Non dimentichiamo neanche che il servizio sanitario nazionale, per legge (Decreto del Presidente del Consiglio dei Ministri 5 marzo 2007) include, nel livello essenziale dell’assistenza protesica alcune parti dell’impianto cocleare, e nello specifico:
– antenna semplice (cod. 21.45.92.103);
– magnete (cod. 21.45.92.106);
– microfono (cod. 21.45.92.109);
– Speech processor (cod. 21.45.92.112);
– cavetto (cod. 21.45.92.115);
– sostituzione integrale dell’esoprotesi (cod. 21.45.18.003), possibile solo se, a giudizio dello specialista, le precedenti non sono sufficienti.
A cosa si riferiscono questi termini? Per il CP810/nucleus 5 basta vedere questa immagine. Quei codici strani che trovate dopo i nomi sono importanti: il medico prescrittore deve citarli nell’impegnativa, altrimenti la ASL non passa il ricambio!

La Cochlear fornisce un breve ma esauriente opuscolo sulla procedura per ottenere tramite ASL la sostituzione del pezzo rotto, e la guida è valida anche per le altre marche. La guida la trovate qui.
Ovviamente, rivolgendovi alla ASL, i tempi sono molto più lunghi rispetto all’acquisto diretto e poi rimborsato tramite assicurazione.
Quante volte si può fare richiesta di sostituzione di una componente dell’impianto? Apparentemente, tutte le volte che si vuole. Per la sostituzione occorre però la prescrizione del medico specialista, ed è quindi lui a valutare la necessità del cambio. Chiaramente se una componente si rompe la prescrizione è immediata…
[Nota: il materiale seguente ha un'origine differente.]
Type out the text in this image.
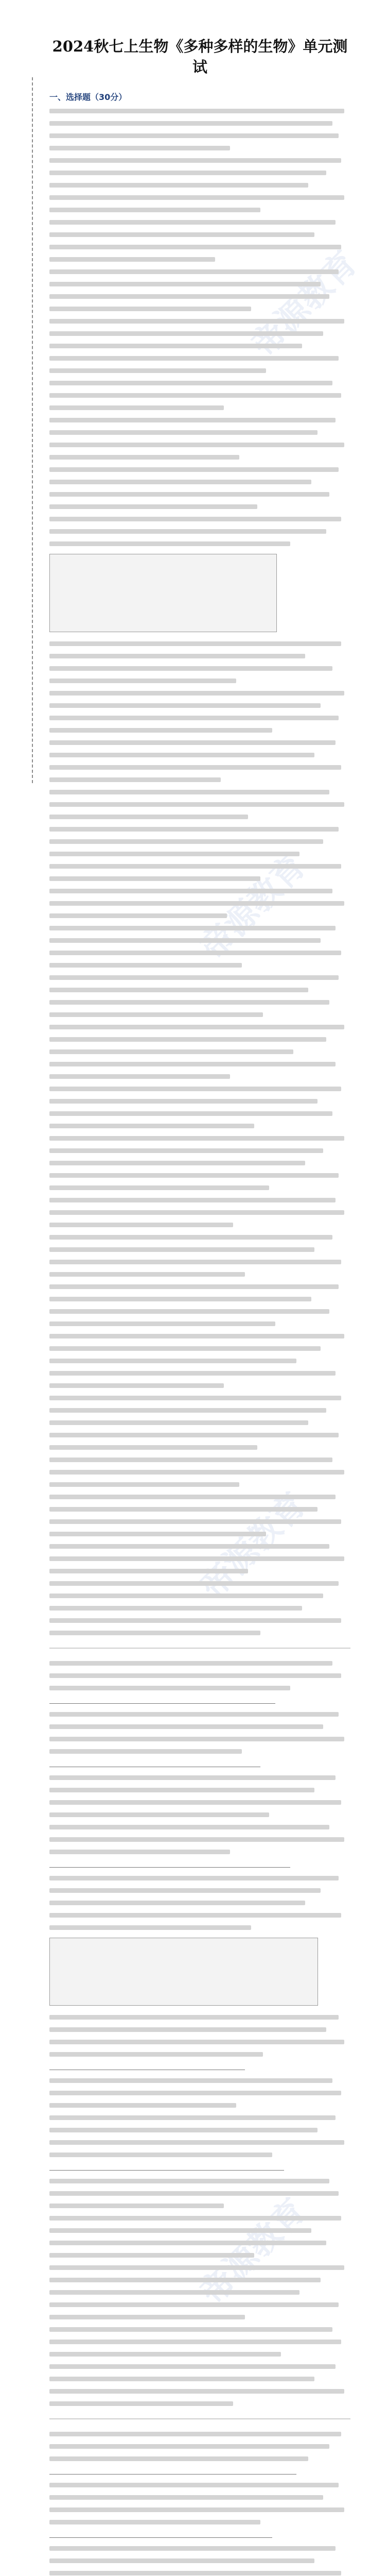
帝源教育
帝源教育
帝源教育
2024秋七上生物《多种多样的生物》单元测试
一、选择题（30分）
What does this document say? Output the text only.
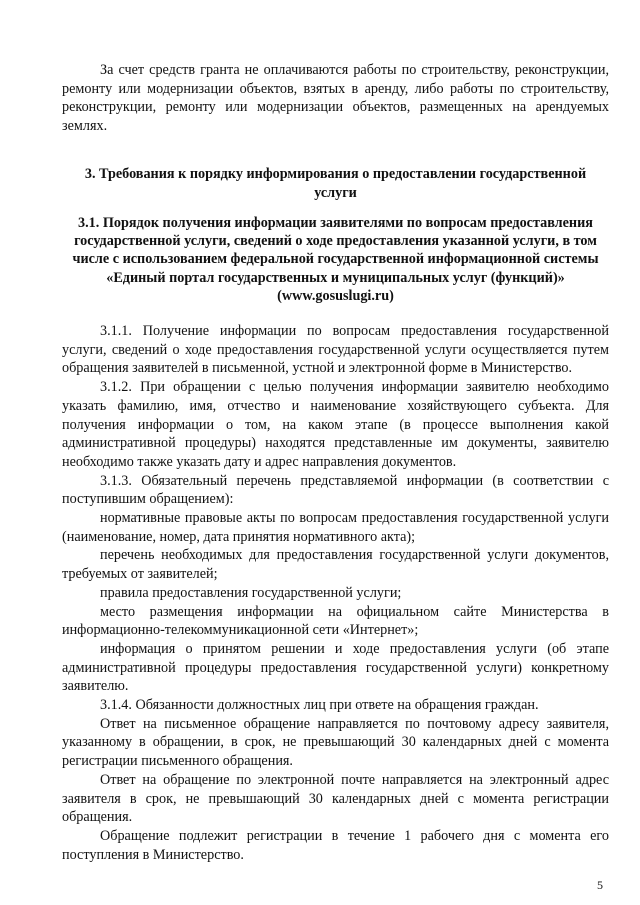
За счет средств гранта не оплачиваются работы по строительству, реконструкции, ремонту или модернизации объектов, взятых в аренду, либо работы по строительству, реконструкции, ремонту или модернизации объектов, размещенных на арендуемых землях.

3. Требования к порядку информирования о предоставлении государственной услуги
3.1. Порядок получения информации заявителями по вопросам предоставления государственной услуги, сведений о ходе предоставления указанной услуги, в том числе с использованием федеральной государственной информационной системы «Единый портал государственных и муниципальных услуг (функций)» (www.gosuslugi.ru)

3.1.1. Получение информации по вопросам предоставления государственной услуги, сведений о ходе предоставления государственной услуги осуществляется путем обращения заявителей в письменной, устной и электронной форме в Министерство.

3.1.2. При обращении с целью получения информации заявителю необходимо указать фамилию, имя, отчество и наименование хозяйствующего субъекта. Для получения информации о том, на каком этапе (в процессе выполнения какой административной процедуры) находятся представленные им документы, заявителю необходимо также указать дату и адрес направления документов.

3.1.3. Обязательный перечень представляемой информации (в соответствии с поступившим обращением):

нормативные правовые акты по вопросам предоставления государственной услуги (наименование, номер, дата принятия нормативного акта);

перечень необходимых для предоставления государственной услуги документов, требуемых от заявителей;

правила предоставления государственной услуги;

место размещения информации на официальном сайте Министерства в информационно-телекоммуникационной сети «Интернет»;

информация о принятом решении и ходе предоставления услуги (об этапе административной процедуры предоставления государственной услуги) конкретному заявителю.

3.1.4. Обязанности должностных лиц при ответе на обращения граждан.

Ответ на письменное обращение направляется по почтовому адресу заявителя, указанному в обращении, в срок, не превышающий 30 календарных дней с момента регистрации письменного обращения.

Ответ на обращение по электронной почте направляется на электронный адрес заявителя в срок, не превышающий 30 календарных дней с момента регистрации обращения.

Обращение подлежит регистрации в течение 1 рабочего дня с момента его поступления в Министерство.

5
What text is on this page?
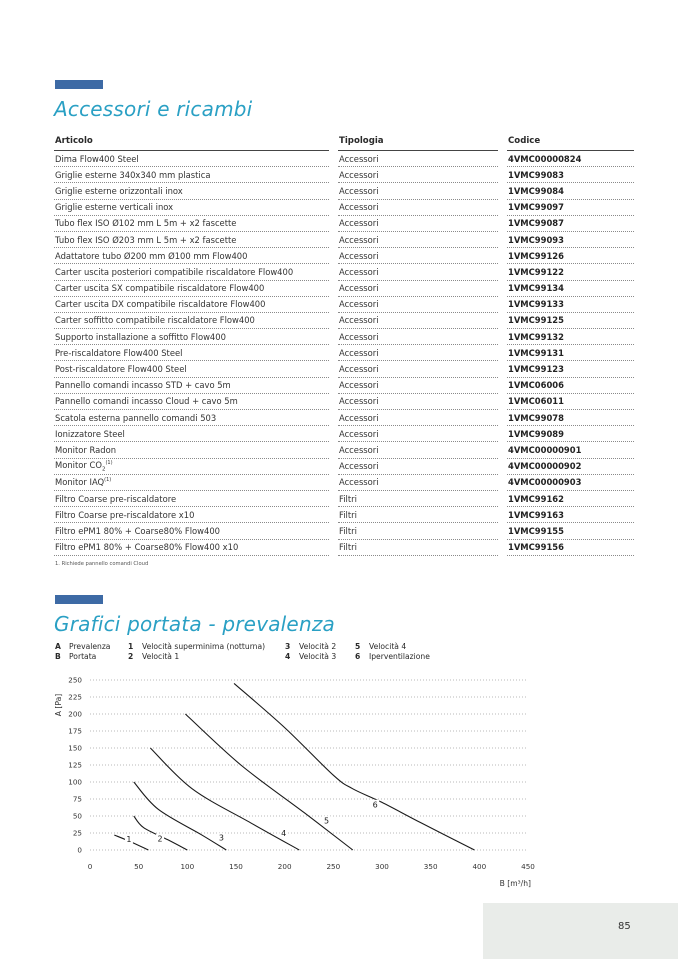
Accessori e ricambi
Articolo		Tipologia		Codice
Dima Flow400 Steel		Accessori		4VMC00000824
Griglie esterne 340x340 mm plastica		Accessori		1VMC99083
Griglie esterne orizzontali inox		Accessori		1VMC99084
Griglie esterne verticali inox		Accessori		1VMC99097
Tubo flex ISO Ø102 mm L 5m + x2 fascette		Accessori		1VMC99087
Tubo flex ISO Ø203 mm L 5m + x2 fascette		Accessori		1VMC99093
Adattatore tubo Ø200 mm Ø100 mm Flow400		Accessori		1VMC99126
Carter uscita posteriori compatibile riscaldatore Flow400		Accessori		1VMC99122
Carter uscita SX compatibile riscaldatore Flow400		Accessori		1VMC99134
Carter uscita DX compatibile riscaldatore Flow400		Accessori		1VMC99133
Carter soffitto compatibile riscaldatore Flow400		Accessori		1VMC99125
Supporto installazione a soffitto Flow400		Accessori		1VMC99132
Pre-riscaldatore Flow400 Steel		Accessori		1VMC99131
Post-riscaldatore Flow400 Steel		Accessori		1VMC99123
Pannello comandi incasso STD + cavo 5m		Accessori		1VMC06006
Pannello comandi incasso Cloud + cavo 5m		Accessori		1VMC06011
Scatola esterna pannello comandi 503		Accessori		1VMC99078
Ionizzatore Steel		Accessori		1VMC99089
Monitor Radon		Accessori		4VMC00000901
Monitor $CO_2^{(1)}$		Accessori		4VMC00000902
Monitor IAQ$^{(1)}$		Accessori		4VMC00000903
Filtro Coarse pre-riscaldatore		Filtri		1VMC99162
Filtro Coarse pre-riscaldatore x10		Filtri		1VMC99163
Filtro ePM1 80% + Coarse80% Flow400		Filtri		1VMC99155
Filtro ePM1 80% + Coarse80% Flow400 x10		Filtri		1VMC99156
1. Richiede pannello comandi Cloud
Grafici portata - prevalenza
A Prevalenza
B Portata
1 Velocità superminima (notturna)
2 Velocità 1
3 Velocità 2
4 Velocità 3
5 Velocità 4
6 Iperventilazione
0
25
50
75
100
125
150
175
200
225
250
0	50	100	150	200	250	300	350	400	450
A [Pa]
B [m³/h]
1	2	3
4
5
6
85
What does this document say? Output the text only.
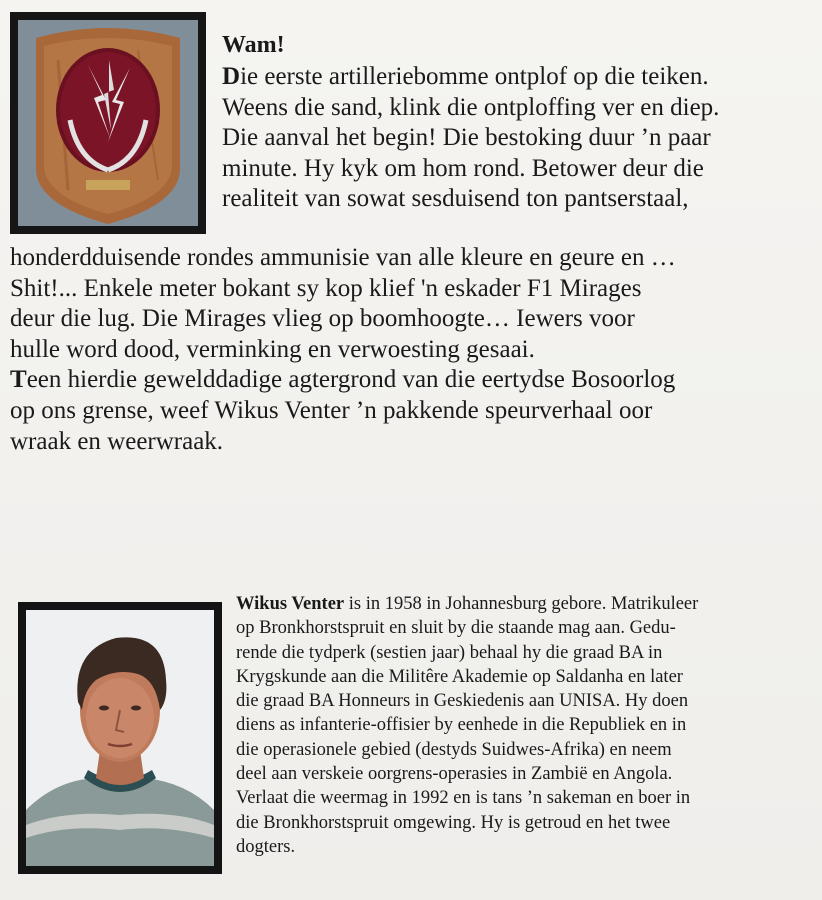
Wam!
Die eerste artilleriebomme ontplof op die teiken.
Weens die sand, klink die ontploffing ver en diep.
Die aanval het begin! Die bestoking duur ’n paar
minute. Hy kyk om hom rond. Betower deur die
realiteit van sowat sesduisend ton pantserstaal,
honderdduisende rondes ammunisie van alle kleure en geure en …
Shit!... Enkele meter bokant sy kop klief 'n eskader F1 Mirages
deur die lug. Die Mirages vlieg op boomhoogte… Iewers voor
hulle word dood, verminking en verwoesting gesaai.
Teen hierdie gewelddadige agtergrond van die eertydse Bosoorlog
op ons grense, weef Wikus Venter ’n pakkende speurverhaal oor
wraak en weerwraak.
Wikus Venter is in 1958 in Johannesburg gebore. Matrikuleer
op Bronkhorstspruit en sluit by die staande mag aan. Gedu-
rende die tydperk (sestien jaar) behaal hy die graad BA in
Krygskunde aan die Militêre Akademie op Saldanha en later
die graad BA Honneurs in Geskiedenis aan UNISA. Hy doen
diens as infanterie-offisier by eenhede in die Republiek en in
die operasionele gebied (destyds Suidwes-Afrika) en neem
deel aan verskeie oorgrens-operasies in Zambië en Angola.
Verlaat die weermag in 1992 en is tans ’n sakeman en boer in
die Bronkhorstspruit omgewing. Hy is getroud en het twee
dogters.
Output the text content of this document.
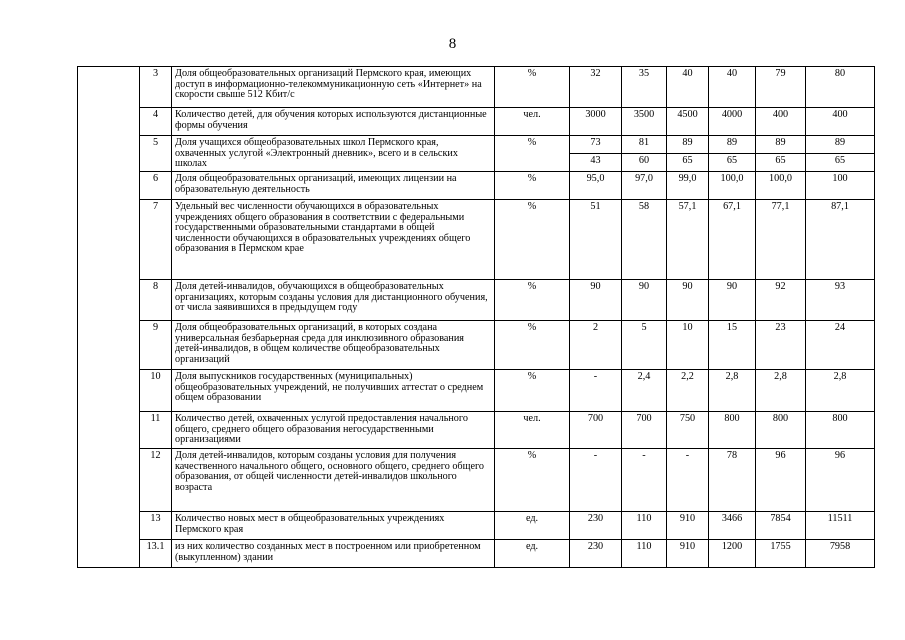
8
	3	Доля общеобразовательных организаций Пермского края, имеющих доступ в информационно-телекоммуникационную сеть «Интернет» на скорости свыше 512 Кбит/с	%	32	35	40	40	79	80
	4	Количество детей, для обучения которых используются дистанционные формы обучения	чел.	3000	3500	4500	4000	400	400
	5	Доля учащихся общеобразовательных школ Пермского края, охваченных услугой «Электронный дневник», всего и в сельских школах	%	73	81	89	89	89	89
				43	60	65	65	65	65
	6	Доля общеобразовательных организаций, имеющих лицензии на образовательную деятельность	%	95,0	97,0	99,0	100,0	100,0	100
	7	Удельный вес численности обучающихся в образовательных учреждениях общего образования в соответствии с федеральными государственными образовательными стандартами в общей численности обучающихся в образовательных учреждениях общего образования в Пермском крае	%	51	58	57,1	67,1	77,1	87,1
	8	Доля детей-инвалидов, обучающихся в общеобразовательных организациях, которым созданы условия для дистанционного обучения, от числа заявившихся в предыдущем году	%	90	90	90	90	92	93
	9	Доля общеобразовательных организаций, в которых создана универсальная безбарьерная среда для инклюзивного образования детей-инвалидов, в общем количестве общеобразовательных организаций	%	2	5	10	15	23	24
	10	Доля выпускников государственных (муниципальных) общеобразовательных учреждений, не получивших аттестат о среднем общем образовании	%	-	2,4	2,2	2,8	2,8	2,8
	11	Количество детей, охваченных услугой предоставления начального общего, среднего общего образования негосударственными организациями	чел.	700	700	750	800	800	800
	12	Доля детей-инвалидов, которым созданы условия для получения качественного начального общего, основного общего, среднего общего образования, от общей численности детей-инвалидов школьного возраста	%	-	-	-	78	96	96
	13	Количество новых мест в общеобразовательных учреждениях Пермского края	ед.	230	110	910	3466	7854	11511
	13.1	из них количество созданных мест в построенном или приобретенном (выкупленном) здании	ед.	230	110	910	1200	1755	7958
Non ho trovato la fonte normativa, ma ho letto in rete che è possibile cambiare l’intero processore una sola volta nell’arco della propria vita in caso di furto dell’impianto. Cosa diversa è invece l’upgrade (passaggio da un modello precedente ad uno più recente sul mercato), che è possibile fare ogni 5 o 7 anni (dipende dalla regione di appartenenza), e che prevede due condizioni:
1) guasto irreparabile o smarrimento dell’attuale processore;
2) acclarato miglioramento delle prestazioni uditive nel caso di nuovo processore (ad insindacabile giudizio del medico competente).

Bene, spero che questa piccola guida possa esservi di aiuto!